New York’s on the mind again.
The day after my trek through Chelsea and Greenwich, I decided to explore Central Park on foot. I planned to walk around the lake and people-watch for a while. My feet slightly hurt from roaming the West Village 24 hours prior, but I decided to suck it up. However, I actually didn’t have to.
Enter: the little bike rental place on 7th Street.
I passed it on my way to the park and decided to give it a go. Five minutes later, I emerged from the shop with a park map and my two-wheeled friend in tow. I had exactly one hour until the bike had to be returned. Central Park was mine to explore.
I wasted no time heading towards the lake; en-route, I zoomed past dogs, tourists, chess-players, painters, screaming children, and joggers. The sun was out that June morning, and the heat was much more mild than it had been the day before. The trees also provided some good shade.
Central park is somewhat of a paradox. It’s considered a lush, natural paradise– an escape from the busy urban grid of Manhattan. However, the park itself is essentially manmade. It’s just as constructed as the city that surrounds it.
(Note: Very sunny days don’t make for very high-quality pictures.)
Radio City Music Hall + Rockefeller Center
After parting with the bike, I wandered around 7th street and ended up around the area nearby Radio City Music Hall. Magnolia Bakery stood at the corner, and I momentarily stepped in for an Arnold Palmer. I then proceeded to explore the neighboring hub.
This little vendor was a stone’s throw away from Radio City Music Hall. The immense myriad of scripts offered here was more than enough to fulfill any film aficionado’s wildest dreams; it’s quite the rarity to find Star Wars AND Rear Window in the same place, so this was a very nice surprise!
After ogling at the scripts for 20 minutes, I continued on 49th street. The Rockefeller center soon came into view, as did the contemporary sculpture Van Gogh’s Ear.
… And then I walked some more.
I caught some rays of the robust noontime sun as I traversed 5th Avenue. Then I turned West at 42nd Street, and was subsequently greeted by a Zara in the corner. Needless to say, there was a brief interlude at the shop for some air conditioner and browsing.
When I emerged, I found myself right across the street from Bryant Park and the New York Public Library.
… So there was yet another brief interlude for observation. Two lazy labradors sat somberly on the lawn, vaguely reminiscent of two sun-basking elephant seals. In the quiet shade, intellectuals read their newspapers and pored over their freshly-obtained library treasures. Suit-clad businesspeople pecked away at their laptops. Two elderly men hunched over a game of chess, their brows furrowed in contemplation.
After a good half-hour of people-watching, it was time to return to the hotel in Times Square.
… Where I then proceeded to people-watch from new heights, of course.

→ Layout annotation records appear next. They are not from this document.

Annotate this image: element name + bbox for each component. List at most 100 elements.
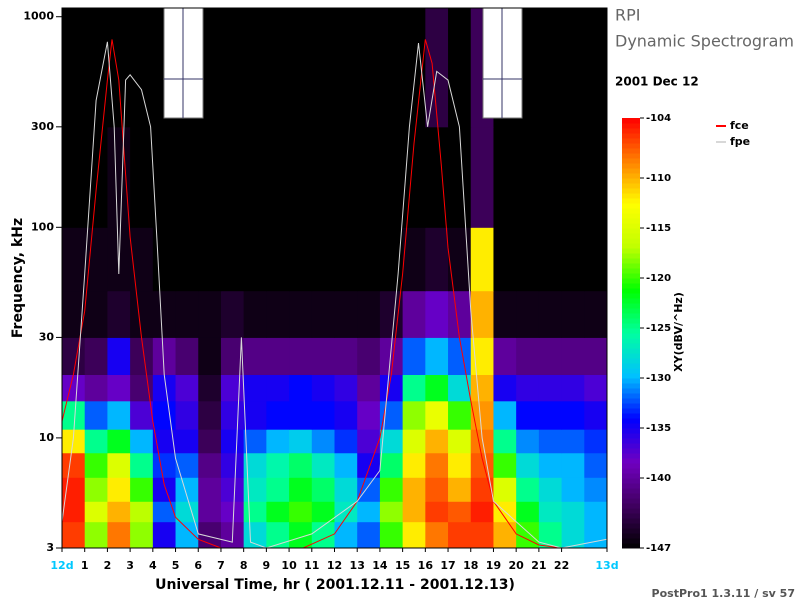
colorbar-strip xyxy=(622,453,640,459)
x-tick-label: 10 xyxy=(281,559,297,572)
colorbar-strip xyxy=(622,478,640,484)
line-1 xyxy=(62,41,607,548)
cell xyxy=(220,8,245,128)
cell xyxy=(243,227,267,292)
cell xyxy=(152,290,177,338)
colorbar-strip xyxy=(622,358,640,364)
cell xyxy=(243,374,267,402)
x-tick-label: 4 xyxy=(149,559,157,572)
cell xyxy=(220,400,245,430)
cell xyxy=(130,477,154,502)
colorbar-strip xyxy=(622,503,640,509)
cell xyxy=(584,501,608,523)
colorbar-strip xyxy=(622,178,640,184)
cell xyxy=(107,126,131,228)
cell xyxy=(379,477,404,502)
colorbar-strip xyxy=(622,118,640,124)
colorbar-strip xyxy=(622,138,640,144)
cell xyxy=(538,429,563,454)
cell xyxy=(84,227,108,292)
colorbar-label: XY(dBV/^Hz) xyxy=(672,292,685,372)
colorbar-strip xyxy=(622,238,640,244)
colorbar-strip xyxy=(622,143,640,149)
cell xyxy=(561,452,585,478)
cell xyxy=(402,374,426,402)
colorbar-strip xyxy=(622,288,640,294)
colorbar-strip xyxy=(622,498,640,504)
x-tick-label: 17 xyxy=(440,559,455,572)
colorbar-tick-label: -125 xyxy=(646,323,671,334)
cell xyxy=(62,501,86,523)
x-tick-label: 14 xyxy=(372,559,388,572)
cell xyxy=(107,452,131,478)
cell xyxy=(152,521,177,549)
chart-subtitle: Dynamic Spectrogram xyxy=(615,32,794,51)
cell xyxy=(130,126,154,228)
colorbar-strip xyxy=(622,363,640,369)
cell xyxy=(198,429,222,454)
colorbar-strip xyxy=(622,263,640,269)
cell xyxy=(84,8,108,128)
cell xyxy=(334,521,358,549)
colorbar-strip xyxy=(622,423,640,429)
cell xyxy=(62,8,86,128)
cell xyxy=(379,374,404,402)
cell xyxy=(357,400,381,430)
cell xyxy=(538,452,563,478)
cell xyxy=(357,374,381,402)
cell xyxy=(448,374,472,402)
cell xyxy=(62,227,86,292)
cell xyxy=(243,337,267,375)
colorbar-strip xyxy=(622,218,640,224)
footer: PostPro1 1.3.11 / sv 57 xyxy=(652,587,795,600)
cell xyxy=(357,227,381,292)
cell xyxy=(289,429,313,454)
cell xyxy=(402,8,426,128)
x-tick-label: 21 xyxy=(531,559,546,572)
colorbar-tick-label: -130 xyxy=(646,373,671,384)
cell xyxy=(243,452,267,478)
data-gap xyxy=(163,7,523,119)
cell xyxy=(561,521,585,549)
cell xyxy=(334,374,358,402)
cell xyxy=(311,227,335,292)
colorbar-strip xyxy=(622,163,640,169)
cell xyxy=(130,501,154,523)
cell xyxy=(379,8,404,128)
cell xyxy=(402,337,426,375)
colorbar-strip xyxy=(622,373,640,379)
cell xyxy=(379,227,404,292)
cell xyxy=(243,501,267,523)
cell xyxy=(175,501,199,523)
cell xyxy=(425,452,449,478)
colorbar-strip xyxy=(622,303,640,309)
colorbar-strip xyxy=(622,243,640,249)
colorbar-strip xyxy=(622,188,640,194)
cell xyxy=(493,290,517,338)
y-axis-label: Frequency, kHz xyxy=(10,218,26,338)
cell xyxy=(379,429,404,454)
cell xyxy=(311,290,335,338)
colorbar-strip xyxy=(622,153,640,159)
cell xyxy=(561,290,585,338)
colorbar-strip xyxy=(622,318,640,324)
lines xyxy=(62,39,607,548)
cell xyxy=(470,521,494,549)
y-tick-label: 30 xyxy=(39,330,55,343)
cell xyxy=(62,374,86,402)
cell xyxy=(561,126,585,228)
cell xyxy=(448,337,472,375)
cell xyxy=(198,374,222,402)
colorbar-strip xyxy=(622,448,640,454)
cell xyxy=(516,374,540,402)
cell xyxy=(493,227,517,292)
colorbar-tick-label: -147 xyxy=(646,543,671,554)
cell xyxy=(584,521,608,549)
cell xyxy=(584,290,608,338)
cell xyxy=(334,477,358,502)
cell xyxy=(243,477,267,502)
colorbar-strip xyxy=(622,123,640,129)
cell xyxy=(493,477,517,502)
cell xyxy=(561,374,585,402)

The abundance of smog was ridiculous. As was the number of tourists sporting Crocs in Times Square. The shouts of street performers, the shuffling feet of pedestrians, and the honks of cars all blended into a homogeneous urban hum. An ad for Hamilton on Broadway faded on and off of the side of a building. The gritty neon signs for subway stations and pizza parlors slowly flickered to life as the yellow sea of taxis surged forward below me. Some might call the scene grotesque. Others might be profoundly appalled.
But I found myself very drawn to the city. It’s fast-paced and modern, yet nostalgic and sluggish. It’s a blissful daydream, but also a robust slap in the face. It’s everything it could ever be. And it calls upon you to become part of its rhythm, whether slow or fast or terrible or beautiful.
New York’s been around for quite a while. It’s home to a countless number of stories, but it always rewrites itself; it shifts and reforms with time, much like an El Anatsui tapestry. It invites you to find your own spot within its pages. And to explore the rest of the story at your leisure.